A number of limitations can be mentioned. First, although we adjusted the models with non-comparable baseline sample characteristics across the groups, the fact that the group living with children was less impaired may have affected the results. Prior studies have demonstrated that lower addiction severity at baseline is associated with better treatment outcome.49 However, lower impairment at treatment entry may also reflect the protective role of children in the home. Second, the data were self-reported. Although they are generally considered reliable and valid, they may be less so when children are involved because of fear of reprisals from the social authorities. Third, the treatment outcome measures were based on the assessment of the past 30-day baseline and follow-up. Hence, vital information that occurred in-between this period could have been overlooked. As the outcome data violated assumptions for regression models with continuous outcomes, the outcomes were coded as binary variables, and much information might have been lost in the translation procedure. Moreover, the follow-up window failed to consider the possibility that certain patients might have developed a negative drinking outcome after follow-up, and could potentially develop negative treatment outcomes in the longer term. Fourth, although this study was conducted in a naturalistic setting, giving an optimal setting for the generalisability of the study, all patients functioned relatively well, as is apparent from the low composite scores in the three study groups, where the impairment was reflected mainly in the alcohol use composite score. Thus, this might compromise the external validity of the study as the sample could be representative of patients with minor addiction severity not branching into several areas of a patient's life. Also, the results cannot be generalised to other populations with more severe AUD profiles (e.g. an in-patient setting). Despite these limitations, this study adds to the evidence that childcare responsibilities need not be an obstacle to achieving favourable treatment outcomes for parents with AUD.
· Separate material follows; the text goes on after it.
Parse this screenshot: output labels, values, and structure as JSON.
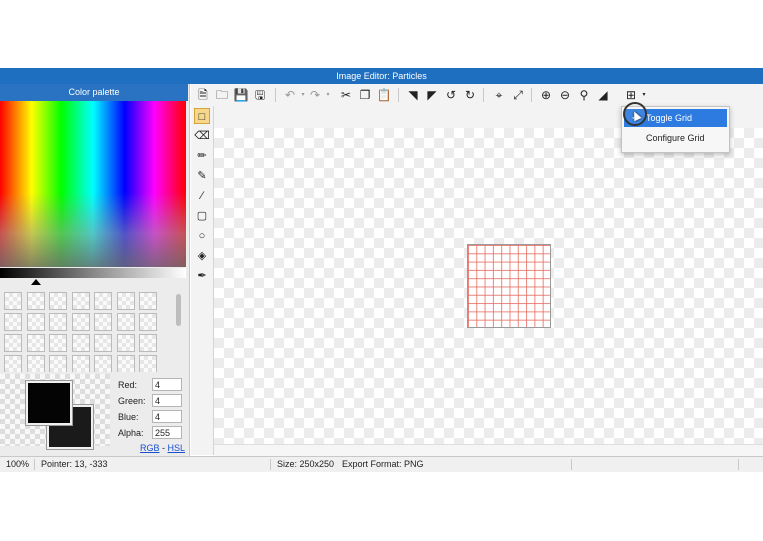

In conclusion, patients with childcare responsibilities have a less severe addiction profile at entry and a more coherent treatment course and better drinking-related outcomes compared with patients without similar responsibility when treated in conventional, evidence-based pharmacological and psychosocial out-patient treatment. This knowledge is crucial to guide clinical practice, effectuate interventions and inform social authorities. As a first line of treatment for patients with AUD living with children, healthcare and social care professionals may consider evidence-based out-patient treatment, hereby improving the family function and the welfare of the children. However, a thorough assessment of the degree of addiction severity and psychosocial impairment is needed, as these findings may not be generalisable to patients with AUD with more pronounced psychosocial impairment. In these cases, more complex integrative treatment, including more support and treatment for the diagnosed parent as well as provision of support for the children and other family members, may be needed. Additional studies should replicate the current findings in both out-patient and in-patient settings, and should investigate how treatment targeting the parents influences children's welfare.